Rafael Ramírez aplica la fórmula de Diosdado Cabello

Apremiado. Claro. Deuda y compromiso. Demasiado. Que si Misión Vivienda, que si agroindustria, que si PDVAL, que si bulevares, que si caja chica del Gobierno y del partido. Todo eso lo analiza Rafael Ramírez en el papel. Y lo mira en la realidad. Lo otro. Sí, lo otro, es el petróleo. La Faja del Orinoco. La producción. Anzoátegui. Pues el Zulia declina. De modo que bien vale empaquetar el riesgo.
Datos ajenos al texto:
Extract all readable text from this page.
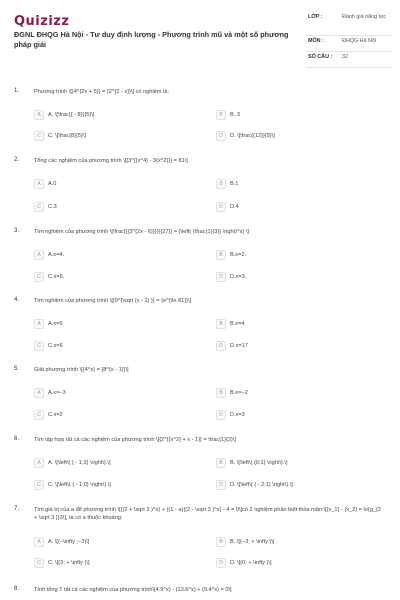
Quizizz
ĐGNL ĐHQG Hà Nội - Tư duy định lượng - Phương trình mũ và một số phương pháp giải
LỚP :	Đánh giá năng lực
MÔN :	ĐHQG Hà Nội
SỐ CÂU :	32
1.	Phương trình \[{4^{2x + 5}} = {2^{2 - x}}\] có nghiệm là:
A	A. \[\frac{{ - 8}}{5}\]	B	B. 3
C	C. \[\frac{8}{5}\]	D	D. \[\frac{{12}}{5}\]
2.	Tổng các nghiệm của phương trình \[{3^{{x^4} - 3{x^2}}} = 81\]
A	A.0	B	B.1
C	C.3	D	D.4
3.	Tìm nghiệm của phương trình \[\frac{{{3^{2x - 6}}}}{{27}} = {\left( {\frac{1}{3}} \right)^x} \]
A	A.x=4.	B	B.x=2.
C	C.x=5.	D	D.x=3.
4.	Tìm nghiệm của phương trình \[{9^{\sqrt {x - 1} }} = {e^{\ln 81}}\]
A	A.x=5	B	B.x=4
C	C.x=6	D	D.x=17
5.	Giải phương trình \[{4^x} = {8^{x - 1}}\]
A	A.x=−3	B	B.x=−2
C	C.x=2	D	D.x=3
6.	Tìm tập hợp tất cả các nghiệm của phương trình \[{2^{{x^2} + x - 1}} = \frac{1}{2}\]
A	A. \[\left\{ { - 1;2} \right\}.\]	B	B. \[\left\{ {0;1} \right\}.\]
C	C. \[\left\{ { - 1;0} \right\}.\]	D	D. \[\left\{ { - 2;1} \right\}.\]
7.	Tìm giá trị của a để phương trình \[{(2 + \sqrt 3 )^x} + {(1 - a){(2 - \sqrt 3 )^x} - 4 = 0\]có 2 nghiệm phân biệt thỏa mãn:\[{x_1} - {x_2} = lo{g_{2 + \sqrt 3 }}3\], ta có a thuộc khoảng:
A	A. \[(−\infty ;−3)\]	B	B. \[(−3; + \infty )\]
C	C. \[(3; + \infty )\]	D	D. \[(0; + \infty )\]
8.	Tính tổng T tất cả các nghiệm của phương trình\[4.9^x) - (13.6^x) + (9.4^x) = 0\]
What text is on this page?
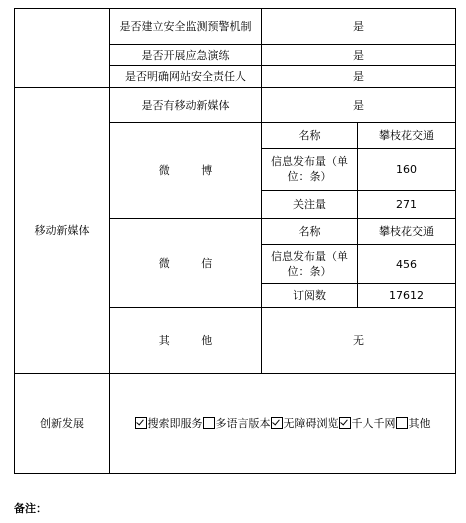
	是否建立安全监测预警机制	是	
	是否开展应急演练	是	
	是否明确网站安全责任人	是	
移动新媒体	是否有移动新媒体	是	
	微 博	名称	攀枝花交通
		信息发布量（单位：条）	160
		关注量	271
	微 信	名称	攀枝花交通
		信息发布量（单位：条）	456
		订阅数	17612
	其 他	无	
创新发展	搜索即服务 多语言版本 无障碍浏览 千人千网 其他		
备注：
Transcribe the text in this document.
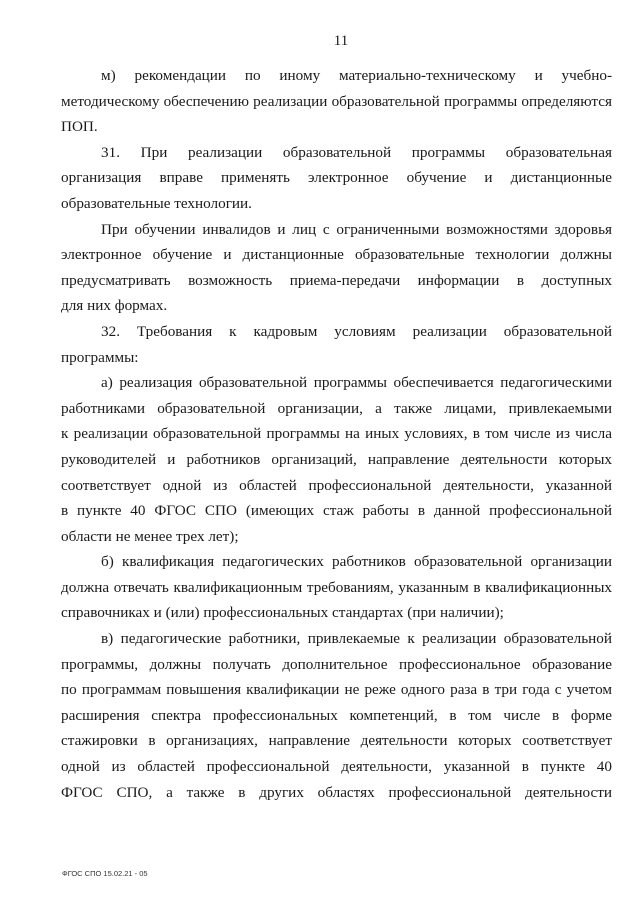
11
м) рекомендации по иному материально-техническому и учебно-
методическому обеспечению реализации образовательной программы определяются
ПОП.
31. При реализации образовательной программы образовательная
организация вправе применять электронное обучение и дистанционные
образовательные технологии.
При обучении инвалидов и лиц с ограниченными возможностями здоровья
электронное обучение и дистанционные образовательные технологии должны
предусматривать возможность приема-передачи информации в доступных
для них формах.
32. Требования к кадровым условиям реализации образовательной
программы:
а) реализация образовательной программы обеспечивается педагогическими
работниками образовательной организации, а также лицами, привлекаемыми
к реализации образовательной программы на иных условиях, в том числе из числа
руководителей и работников организаций, направление деятельности которых
соответствует одной из областей профессиональной деятельности, указанной
в пункте 40 ФГОС СПО (имеющих стаж работы в данной профессиональной
области не менее трех лет);
б) квалификация педагогических работников образовательной организации
должна отвечать квалификационным требованиям, указанным в квалификационных
справочниках и (или) профессиональных стандартах (при наличии);
в) педагогические работники, привлекаемые к реализации образовательной
программы, должны получать дополнительное профессиональное образование
по программам повышения квалификации не реже одного раза в три года с учетом
расширения спектра профессиональных компетенций, в том числе в форме
стажировки в организациях, направление деятельности которых соответствует
одной из областей профессиональной деятельности, указанной в пункте 40
ФГОС СПО, а также в других областях профессиональной деятельности
ФГОС СПО 15.02.21 - 05
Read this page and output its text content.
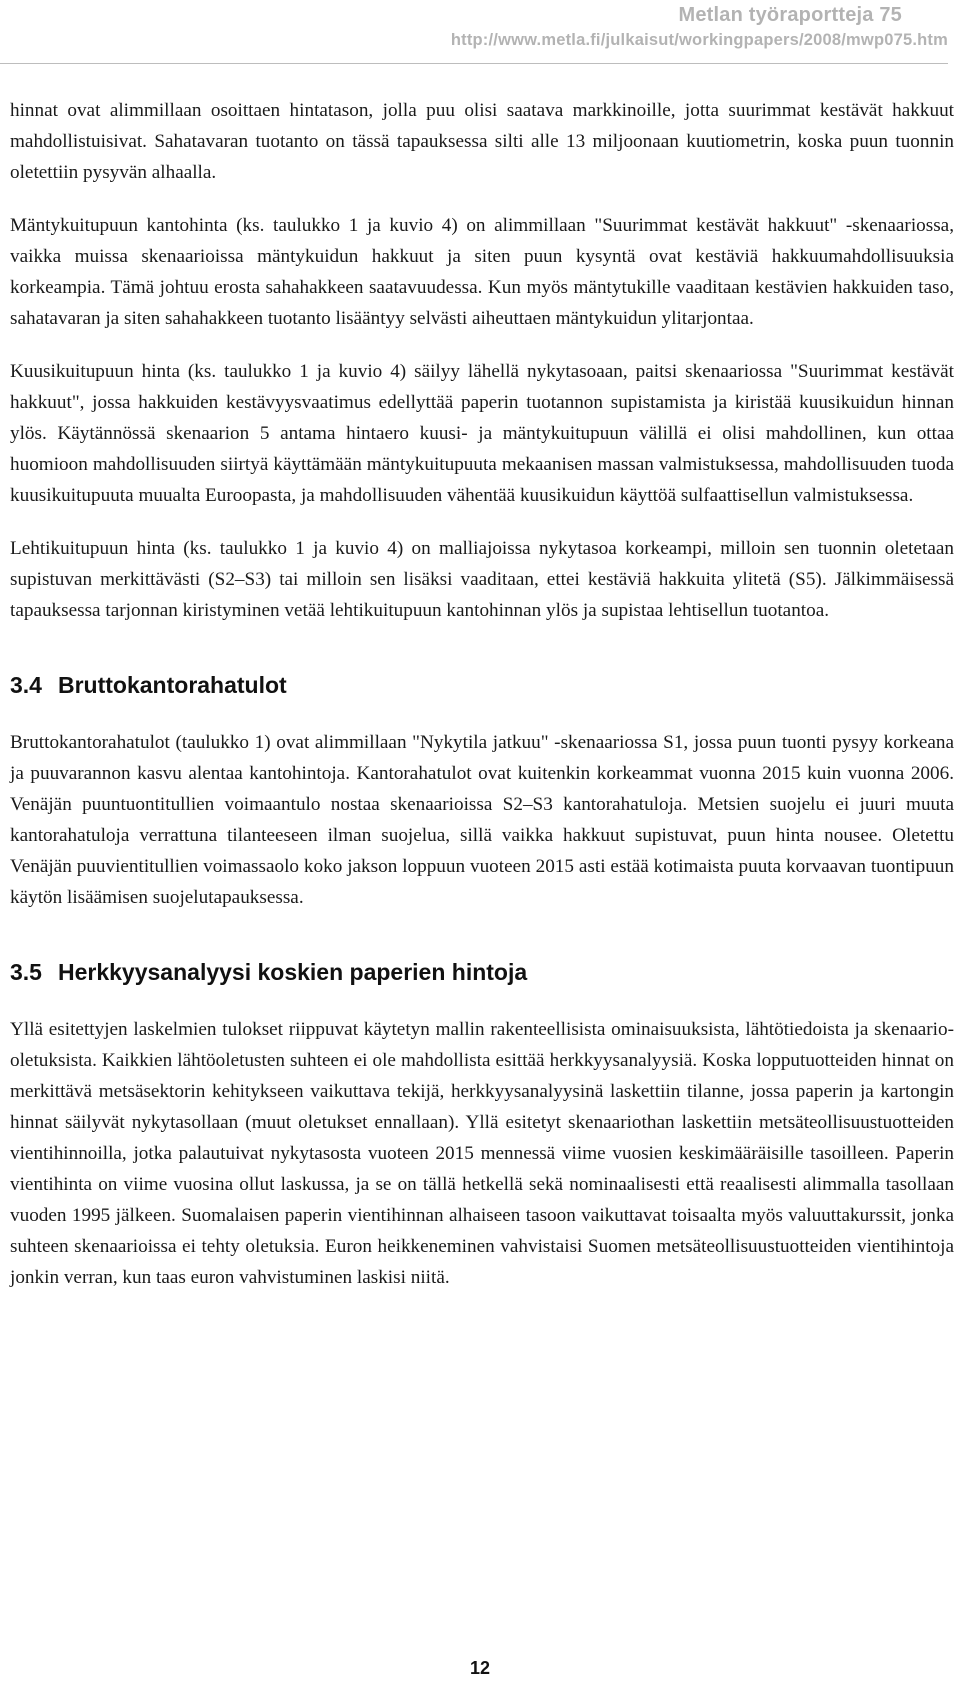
Metlan työraportteja 75
http://www.metla.fi/julkaisut/workingpapers/2008/mwp075.htm

hinnat ovat alimmillaan osoittaen hintatason, jolla puu olisi saatava markkinoille, jotta suurimmat kestävät hakkuut mahdollistuisivat. Sahatavaran tuotanto on tässä tapauksessa silti alle 13 miljoonaan kuutiometrin, koska puun tuonnin oletettiin pysyvän alhaalla.

Mäntykuitupuun kantohinta (ks. taulukko 1 ja kuvio 4) on alimmillaan "Suurimmat kestävät hakkuut" -skenaariossa, vaikka muissa skenaarioissa mäntykuidun hakkuut ja siten puun kysyntä ovat kestäviä hakkuumahdollisuuksia korkeampia. Tämä johtuu erosta sahahakkeen saatavuudessa. Kun myös mäntytukille vaaditaan kestävien hakkuiden taso, sahatavaran ja siten sahahakkeen tuotanto lisääntyy selvästi aiheuttaen mäntykuidun ylitarjontaa.

Kuusikuitupuun hinta (ks. taulukko 1 ja kuvio 4) säilyy lähellä nykytasoaan, paitsi skenaariossa "Suurimmat kestävät hakkuut", jossa hakkuiden kestävyysvaatimus edellyttää paperin tuotannon supistamista ja kiristää kuusikuidun hinnan ylös. Käytännössä skenaarion 5 antama hintaero kuusi- ja mäntykuitupuun välillä ei olisi mahdollinen, kun ottaa huomioon mahdollisuuden siirtyä käyttämään mäntykuitupuuta mekaanisen massan valmistuksessa, mahdollisuuden tuoda kuusikuitupuuta muualta Euroopasta, ja mahdollisuuden vähentää kuusikuidun käyttöä sulfaattisellun valmistuksessa.

Lehtikuitupuun hinta (ks. taulukko 1 ja kuvio 4) on malliajoissa nykytasoa korkeampi, milloin sen tuonnin oletetaan supistuvan merkittävästi (S2–S3) tai milloin sen lisäksi vaaditaan, ettei kestäviä hakkuita ylitetä (S5). Jälkimmäisessä tapauksessa tarjonnan kiristyminen vetää lehtikuitupuun kantohinnan ylös ja supistaa lehtisellun tuotantoa.

3.4 Bruttokantorahatulot

Bruttokantorahatulot (taulukko 1) ovat alimmillaan "Nykytila jatkuu" -skenaariossa S1, jossa puun tuonti pysyy korkeana ja puuvarannon kasvu alentaa kantohintoja. Kantorahatulot ovat kuitenkin korkeammat vuonna 2015 kuin vuonna 2006. Venäjän puuntuontitullien voimaantulo nostaa skenaarioissa S2–S3 kantorahatuloja. Metsien suojelu ei juuri muuta kantorahatuloja verrattuna tilanteeseen ilman suojelua, sillä vaikka hakkuut supistuvat, puun hinta nousee. Oletettu Venäjän puuvientitullien voimassaolo koko jakson loppuun vuoteen 2015 asti estää kotimaista puuta korvaavan tuontipuun käytön lisäämisen suojelutapauksessa.

3.5 Herkkyysanalyysi koskien paperien hintoja

Yllä esitettyjen laskelmien tulokset riippuvat käytetyn mallin rakenteellisista ominaisuuksista, lähtötiedoista ja skenaario-oletuksista. Kaikkien lähtöoletusten suhteen ei ole mahdollista esittää herkkyysanalyysiä. Koska lopputuotteiden hinnat on merkittävä metsäsektorin kehitykseen vaikuttava tekijä, herkkyysanalyysinä laskettiin tilanne, jossa paperin ja kartongin hinnat säilyvät nykytasollaan (muut oletukset ennallaan). Yllä esitetyt skenaariothan laskettiin metsäteollisuustuotteiden vientihinnoilla, jotka palautuivat nykytasosta vuoteen 2015 mennessä viime vuosien keskimääräisille tasoilleen. Paperin vientihinta on viime vuosina ollut laskussa, ja se on tällä hetkellä sekä nominaalisesti että reaalisesti alimmalla tasollaan vuoden 1995 jälkeen. Suomalaisen paperin vientihinnan alhaiseen tasoon vaikuttavat toisaalta myös valuuttakurssit, jonka suhteen skenaarioissa ei tehty oletuksia. Euron heikkeneminen vahvistaisi Suomen metsäteollisuustuotteiden vientihintoja jonkin verran, kun taas euron vahvistuminen laskisi niitä.

12
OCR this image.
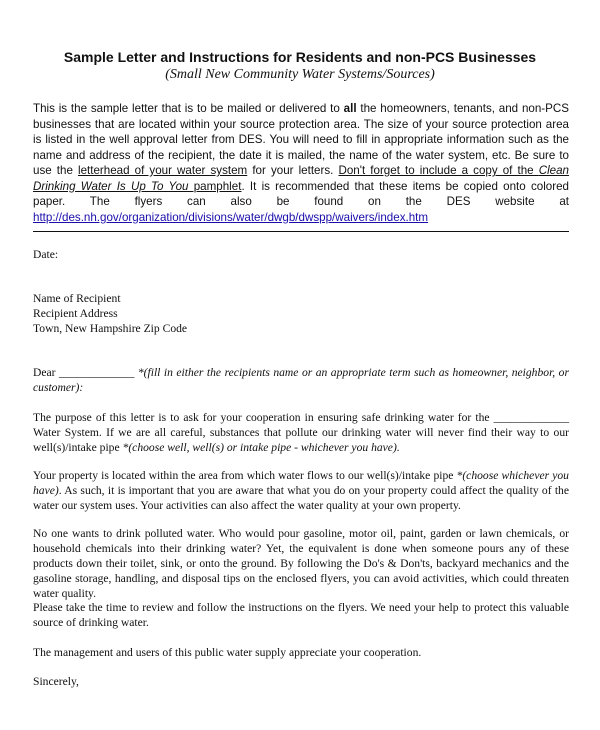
Sample Letter and Instructions for Residents and non-PCS Businesses
(Small New Community Water Systems/Sources)
This is the sample letter that is to be mailed or delivered to all the homeowners, tenants, and non-PCS businesses that are located within your source protection area. The size of your source protection area is listed in the well approval letter from DES. You will need to fill in appropriate information such as the name and address of the recipient, the date it is mailed, the name of the water system, etc. Be sure to use the letterhead of your water system for your letters. Don't forget to include a copy of the Clean Drinking Water Is Up To You pamphlet. It is recommended that these items be copied onto colored paper. The flyers can also be found on the DES website at http://des.nh.gov/organization/divisions/water/dwgb/dwspp/waivers/index.htm
Date:
Name of Recipient
Recipient Address
Town, New Hampshire Zip Code
Dear _____________ *(fill in either the recipients name or an appropriate term such as homeowner, neighbor, or customer):
The purpose of this letter is to ask for your cooperation in ensuring safe drinking water for the _____________ Water System. If we are all careful, substances that pollute our drinking water will never find their way to our well(s)/intake pipe *(choose well, well(s) or intake pipe - whichever you have).
Your property is located within the area from which water flows to our well(s)/intake pipe *(choose whichever you have). As such, it is important that you are aware that what you do on your property could affect the quality of the water our system uses. Your activities can also affect the water quality at your own property.
No one wants to drink polluted water. Who would pour gasoline, motor oil, paint, garden or lawn chemicals, or household chemicals into their drinking water? Yet, the equivalent is done when someone pours any of these products down their toilet, sink, or onto the ground. By following the Do's & Don'ts, backyard mechanics and the gasoline storage, handling, and disposal tips on the enclosed flyers, you can avoid activities, which could threaten water quality.
Please take the time to review and follow the instructions on the flyers. We need your help to protect this valuable source of drinking water.
The management and users of this public water supply appreciate your cooperation.
Sincerely,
Jorge Giordani y Nicolás Maduro son el aval en la directiva de PDVSA. Ellos confirman y Chávez respalda.

Así es como Rafael Ramírez aplica la fórmula. Cada vez que Chávez en televisión promete aumentar la producción de la Faja, o cada vez que firma una partida social, Ramírez traga grueso y afina la fórmula.

Es la fórmula de Diosdado Cabello cuando éste estuvo al frente de Conatel. ¿Cuál? Entregarse a la empresa privada, entregarse a las multinacionales.

De la pluma de los expertos de las grandes empresas salió buena parte –el espíritu- de la que en su momento llamaron la mejor ley de telecomunicaciones del mundo. Después Chávez la cambió, por liberal. Pero a Diosdado esa ley le produjo la simpatía de empresarios y la fama de buen gerente.

Eso es lo que hace Ramírez. Presionado por las deudas – la banca estatal financia a PDVSA- mira el reto de la Faja, la producción, 2012, la campaña. ¿Y qué resuelve? Un viaje a Houston. Los nuevos acuerdos con Chevron; y también con Repsol. Los chinos y los rusos –hermanos y afines, no se suman tan fácil a la operación.

Entonces viene Alí Moshiri –el jefe de Chevron- y reclama plata, pero como no la hay, he aquí la solución. Ramírez entrega el control del área que corresponde a Chevron. Pongan ustedes la plata. De la soberanía me encargo yo. O mejor dicho, la realidad, La premura. La necesidad de que PDVSA no puede parar. PDVSA es la que garantiza el gasto de la revolución. Y hasta la campaña electoral.

Con el control en la mano, Chevron decide el reto. Meterse de cabeza en la Faja. Compren aviones, ordena Moshiri. Para un puente aéreo directo entre Puerto La Cruz y Houston. El riesgo vale la pena. ¿Cuál riesgo? El riesgo de la imagen, les dice Moshiri a unos allegados. El riesgo de que Chevron esté tan ligada al gobierno de Chávez.

Entre Diosdado y Ramírez hay una diferencia. Diosdado en Conatel le hacía guardia a Chávez para que le firmara la ley. En lo que respecta a PDVSA, es Chávez quien le recuerda a Ramírez. La Faja. La Faja. Los reales. El show debe continuar.